# Geometrical Methods in Machine Learning
## Seminar 1: PCA

In [None]:
from __future__ import print_function

%matplotlib inline
import matplotlib.pyplot as plt

import numpy as np

from sklearn.decomposition import PCA
from sklearn.neighbors import KNeighborsClassifier
from sklearn.linear_model import LogisticRegression
from sklearn.ensemble import RandomForestClassifier
from sklearn.datasets import load_wine, load_boston, fetch_olivetti_faces, fetch_mldata
from sklearn.preprocessing import StandardScaler, MinMaxScaler

## 1. Model data

#### Exercise

Consider a generated dataset which is sampled from multivariate normal distribution with covariance matrix $C = \begin{pmatrix} 3 & 1 \\ 1 & 2 \end{pmatrix}$

In [None]:
sample_size = 500

mu = np.zeros(2)
C = np.array([[3,1],[1,2]])
data = np.random.multivariate_normal(mu, C, size=sample_size)

# find true PC components by covariance matrix diagonalization E = V * L * V^-1
l, V = np.linalg.eig(C)
l, V

Find PCs and projection using scikit-learn

In [None]:
# estimate PC components from empirical data
pca = PCA()
pca.fit(data)
eigenvectors = pca.components_

In [None]:
def plot_principal_components(data, model, scatter=True):
    W_pca = model.components_
    
    if scatter:
        plt.scatter(data[:,0], data[:,1])
    
    plt.plot(data[:,0], -(W_pca[0,0]/W_pca[0,1])*data[:,0], color="c")
    plt.plot(data[:,0], -(W_pca[1,0]/W_pca[1,1])*data[:,0], color="c")

    plt.axis('equal')
    limits = [np.minimum(np.amin(data[:,0]), np.amin(data[:,1]))-0.5,
              np.maximum(np.amax(data[:,0]), np.amax(data[:,1]))+0.5]
    plt.xlim(limits[0],limits[1])
    plt.ylim(limits[0],limits[1])
    plt.draw()

In [None]:
fig = plt.figure(figsize=(6,6))
plt.xlim(-7, 7)
plt.ylim(-7, 7)
plt.grid(linestyle="dotted")

# plot true principal components
plt.plot(data[:,0], (V[0,0] / V[0,1]) * data[:,0], color="g")
plt.plot(data[:,0], (V[1,0] / V[1,1]) * data[:,0], color="g")

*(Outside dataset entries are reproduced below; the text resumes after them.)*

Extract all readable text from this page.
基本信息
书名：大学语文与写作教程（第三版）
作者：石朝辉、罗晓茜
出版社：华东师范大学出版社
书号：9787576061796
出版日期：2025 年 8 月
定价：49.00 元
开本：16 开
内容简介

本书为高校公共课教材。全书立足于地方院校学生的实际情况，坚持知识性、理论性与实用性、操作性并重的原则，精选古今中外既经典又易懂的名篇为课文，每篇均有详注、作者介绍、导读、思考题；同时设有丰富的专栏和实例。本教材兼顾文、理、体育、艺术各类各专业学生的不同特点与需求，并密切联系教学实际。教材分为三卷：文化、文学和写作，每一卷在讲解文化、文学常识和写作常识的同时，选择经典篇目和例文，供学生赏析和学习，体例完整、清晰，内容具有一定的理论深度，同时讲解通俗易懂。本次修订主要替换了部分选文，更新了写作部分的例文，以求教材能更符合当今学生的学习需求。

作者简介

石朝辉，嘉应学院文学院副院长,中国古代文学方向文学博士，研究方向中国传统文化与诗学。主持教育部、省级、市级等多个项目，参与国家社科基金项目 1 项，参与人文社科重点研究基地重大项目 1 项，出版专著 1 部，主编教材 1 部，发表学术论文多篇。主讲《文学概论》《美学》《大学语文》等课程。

# plot estimated principal components
plot_principal_components(data, pca, scatter=False)

plt.title("Multivariate gaussian")
plt.xlabel("X")
plt.ylabel("Y")
plt.scatter(data[:,0], data[:,1], alpha=0.2)
plt.show()

#### Exercise

Find PCs and projection manually

Estimator of covariance matrix of normally distributed variables:

$$\hat{S}_{\mathcal{N}} = \frac{1}{n} (\mathbf{X} - \mathbf{\bar{x}})^T (\mathbf{X} - \mathbf{\bar{x}})$$

Use either eigendecomposition `np.linalg.eig`:
$$\mathbf{A} = \mathbf{V} \mathbf{\Lambda} \mathbf{V}^{-1}$$

or SVD `np.linalg.eig`:

$$\mathbf{A} = \mathbf{U} \mathbf{S} \mathbf{V}^T$$

In [None]:
# center the data
mean = 
data_centered = 

# estimate data covariance matrix, X.T * X
covariance_hat = 

# find eigenvalues and eigenvectors of data covariance matrix
eigenvalues, eigenvectors = 

print("\nNumerical mean of centered data (should be zero):\n", mean)
print("\nEstimation of covariance matrix:\n", covariance_hat)
print("\nEigenvalues:\n", eigenvalues)
print("\nEigenvectors\n", eigenvectors)

#### Exersice:

Compute and plot the projection on eigenbasis:

Let $\mathbf{V}'$ be $D \times d$ matrix whose columns contain the largest eigenvectors and let $\mathbf{X}$ be the original data $n \times D$ matrix whose columns contain the different observations. Then the projected data $\mathbf{X}'$ is obtained as $\mathbf{X} = \mathbf{X} \mathbf{V}'$. 

In [None]:
# compute projection
proj = 
proj.shape

In [None]:
fig = plt.figure(figsize=(6,6))
plt.xlim(-7, 7)
plt.ylim(-7, 7)
plt.grid(linestyle="dotted")

plt.title("Projected data")
plt.xlabel("PC 1")
plt.ylabel("PC 2")
plt.scatter(proj[:,0], proj[:,1], alpha=0.2)
plt.show()

## 2. Real data

### 2.1 Airfoils

In [None]:
ref_points = np.loadtxt('./data/ref_points.csv', delimiter=',') # X coordinates
X_train = np.loadtxt('./data/airfoils.csv', delimiter=',') # 199 wings
X_test = np.loadtxt('./data/test_afl.csv', delimiter=',') # 200th wing

In [None]:
ref_points

In [None]:
fig = plt.figure(figsize=(12,5))
plt.ylim(-0.23, 0.23)
plt.grid(linestyle="dotted")

#plt.plot(ref_points, test_point, '-*', label = 'Original test')
plt.plot(ref_points, X_train[0, :], '-*', label = 'Airfoil #1')
plt.plot(ref_points, X_train[1, :], '-*', label = 'Airfoil #2')
plt.plot(ref_points, X_train[2, :], '-*', label = 'Airfoil #3')
#plt.plot(ref_points, test_point, label = 'Original')

plt.title("Airfoils")
plt.xlabel("X")
plt.ylabel("Y")
plt.legend(['Airfoil #1', 'Airfoil #2', 'Airfoil #3'])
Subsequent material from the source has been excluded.